Radio drama benefits from being 'blind'??
A theoretical framework for evaluating radio or audio drama is largely dependent on the physical and psychological relationship between performance/ presentation and reception/perception. Is sound drama only a sound phenomenon delineated and separated from image-based narrative? I would argue that it is not. I would argue that it cannot be said that the ear cannot see. Blind people see. I realise that this is an oxymoronic statement but I would additionally argue that their brains construct an imaginative world based on image and fully separated from the eye as camera. Their experience is as rich and fulfilling as those who have the eye as camera. Profoundly deaf people can hear in their minds. The music created by deaf people has narrative, mood, emotion and aesthetics.
Alan Beck comments:
I have dealt with some of this in Beck, Alan, 2000, 'Cognitive mapping and radio drama', Consciousness and the Arts and Literature, Volume 1 Number 2, July 2000
There is a distinction to be made - and it is a very well-known one - between those who are blind from birth, and those who had sight and then became blind. And there is blindsight (see below).

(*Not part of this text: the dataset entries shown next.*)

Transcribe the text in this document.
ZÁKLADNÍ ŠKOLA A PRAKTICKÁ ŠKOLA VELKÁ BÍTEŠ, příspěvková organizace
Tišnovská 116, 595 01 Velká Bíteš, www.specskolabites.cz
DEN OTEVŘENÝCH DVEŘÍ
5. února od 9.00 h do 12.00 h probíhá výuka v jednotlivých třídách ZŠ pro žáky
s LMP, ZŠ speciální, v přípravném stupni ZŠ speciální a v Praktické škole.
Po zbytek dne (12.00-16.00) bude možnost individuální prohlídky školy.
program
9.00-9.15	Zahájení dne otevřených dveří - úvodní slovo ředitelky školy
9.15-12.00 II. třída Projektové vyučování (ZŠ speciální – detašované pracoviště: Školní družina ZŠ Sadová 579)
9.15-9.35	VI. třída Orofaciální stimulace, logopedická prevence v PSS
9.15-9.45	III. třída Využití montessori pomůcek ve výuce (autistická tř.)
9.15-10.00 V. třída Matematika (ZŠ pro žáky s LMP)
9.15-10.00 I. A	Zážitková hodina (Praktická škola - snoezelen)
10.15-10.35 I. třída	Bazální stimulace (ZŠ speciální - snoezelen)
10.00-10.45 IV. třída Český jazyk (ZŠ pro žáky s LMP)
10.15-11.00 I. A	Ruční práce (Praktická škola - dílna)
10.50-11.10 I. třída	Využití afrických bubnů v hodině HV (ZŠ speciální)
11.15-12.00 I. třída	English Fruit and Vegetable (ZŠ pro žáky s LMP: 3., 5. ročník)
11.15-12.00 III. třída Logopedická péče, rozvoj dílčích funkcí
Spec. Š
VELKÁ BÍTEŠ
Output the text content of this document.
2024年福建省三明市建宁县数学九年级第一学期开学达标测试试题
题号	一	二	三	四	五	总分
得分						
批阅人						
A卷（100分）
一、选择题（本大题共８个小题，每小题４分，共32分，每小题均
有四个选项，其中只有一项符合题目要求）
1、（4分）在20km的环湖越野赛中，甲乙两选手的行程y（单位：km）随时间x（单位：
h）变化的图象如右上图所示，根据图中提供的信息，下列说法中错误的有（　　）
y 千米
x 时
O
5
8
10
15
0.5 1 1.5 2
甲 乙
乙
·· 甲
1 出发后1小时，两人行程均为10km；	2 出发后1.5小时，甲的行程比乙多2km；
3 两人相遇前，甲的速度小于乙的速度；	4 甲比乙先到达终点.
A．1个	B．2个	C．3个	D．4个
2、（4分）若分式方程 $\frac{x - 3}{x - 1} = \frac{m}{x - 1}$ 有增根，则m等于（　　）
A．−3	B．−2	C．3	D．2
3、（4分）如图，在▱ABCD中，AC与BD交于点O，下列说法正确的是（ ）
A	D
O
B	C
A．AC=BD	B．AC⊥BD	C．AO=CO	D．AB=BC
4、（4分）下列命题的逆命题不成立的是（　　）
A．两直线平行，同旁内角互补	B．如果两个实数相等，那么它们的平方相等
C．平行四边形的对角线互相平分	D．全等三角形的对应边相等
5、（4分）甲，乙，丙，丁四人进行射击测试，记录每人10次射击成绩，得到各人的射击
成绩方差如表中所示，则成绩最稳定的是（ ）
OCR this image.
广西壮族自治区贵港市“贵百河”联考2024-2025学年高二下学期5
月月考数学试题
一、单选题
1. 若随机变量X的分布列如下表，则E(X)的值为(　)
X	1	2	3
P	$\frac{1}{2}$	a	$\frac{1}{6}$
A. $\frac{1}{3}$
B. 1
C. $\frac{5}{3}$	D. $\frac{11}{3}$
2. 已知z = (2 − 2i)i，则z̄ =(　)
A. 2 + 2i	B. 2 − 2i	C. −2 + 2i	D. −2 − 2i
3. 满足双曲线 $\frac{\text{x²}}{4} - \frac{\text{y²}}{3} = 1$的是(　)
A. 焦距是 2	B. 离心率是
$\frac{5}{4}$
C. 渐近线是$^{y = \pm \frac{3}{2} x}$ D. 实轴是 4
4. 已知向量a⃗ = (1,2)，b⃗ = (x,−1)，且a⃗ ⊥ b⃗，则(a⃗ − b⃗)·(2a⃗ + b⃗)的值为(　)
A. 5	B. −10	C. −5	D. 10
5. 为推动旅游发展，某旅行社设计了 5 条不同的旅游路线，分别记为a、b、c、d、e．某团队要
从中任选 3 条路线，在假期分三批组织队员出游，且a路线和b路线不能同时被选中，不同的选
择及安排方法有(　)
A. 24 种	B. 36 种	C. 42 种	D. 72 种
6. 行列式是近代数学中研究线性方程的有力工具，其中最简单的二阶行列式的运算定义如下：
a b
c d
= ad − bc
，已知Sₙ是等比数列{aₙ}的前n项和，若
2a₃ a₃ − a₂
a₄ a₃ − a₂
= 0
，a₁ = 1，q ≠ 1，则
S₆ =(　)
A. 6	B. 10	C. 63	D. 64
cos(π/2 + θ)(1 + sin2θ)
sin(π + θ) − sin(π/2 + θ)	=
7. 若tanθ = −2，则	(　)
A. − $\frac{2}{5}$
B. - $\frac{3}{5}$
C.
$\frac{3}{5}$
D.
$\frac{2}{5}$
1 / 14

As Crook notes, it is all to do with reception by the listener, and how the listener to radio drama processes the incoming signals. Crook defends radio drama (the 'radio drama is "invisible" approach') via the externalist model of the senses. I use the internalist model of the senses. (See at the top of this page for definitions.) We rely on different strategies to achieve the same effect - which is to find a variety of ways to appreciate how radio plays are received.
wayfinding skills of blind and visually impaired people
Edwards, Rachel , Ungar, Simon and Blades, Mark, 1998, 'Route Descriptions by Visually Impaired and Sighted Children from Memory and from Maps', Journal of Visual Impairment and Blindness available also as electronic publication, Department of Psychology, University of Sheffield, Sheffield S10 2TP
The wayfinding skills of blind and visually impaired people are based on very different kinds of information from those of sighted people. The information which the visually impaired person receives through the senses of touch, and hearing are more limited and fragmented than visual information. Therefore both the quality and quantity of information needed for wayfinding is likely to differ between sighted and visually impaired people.
Blindsight
Blindsight involves the ability of certain brain-damaged patients who report blindness in a certain region of their visual field nevertheless to detect various stimuli presented in that region when requested to guess what's there.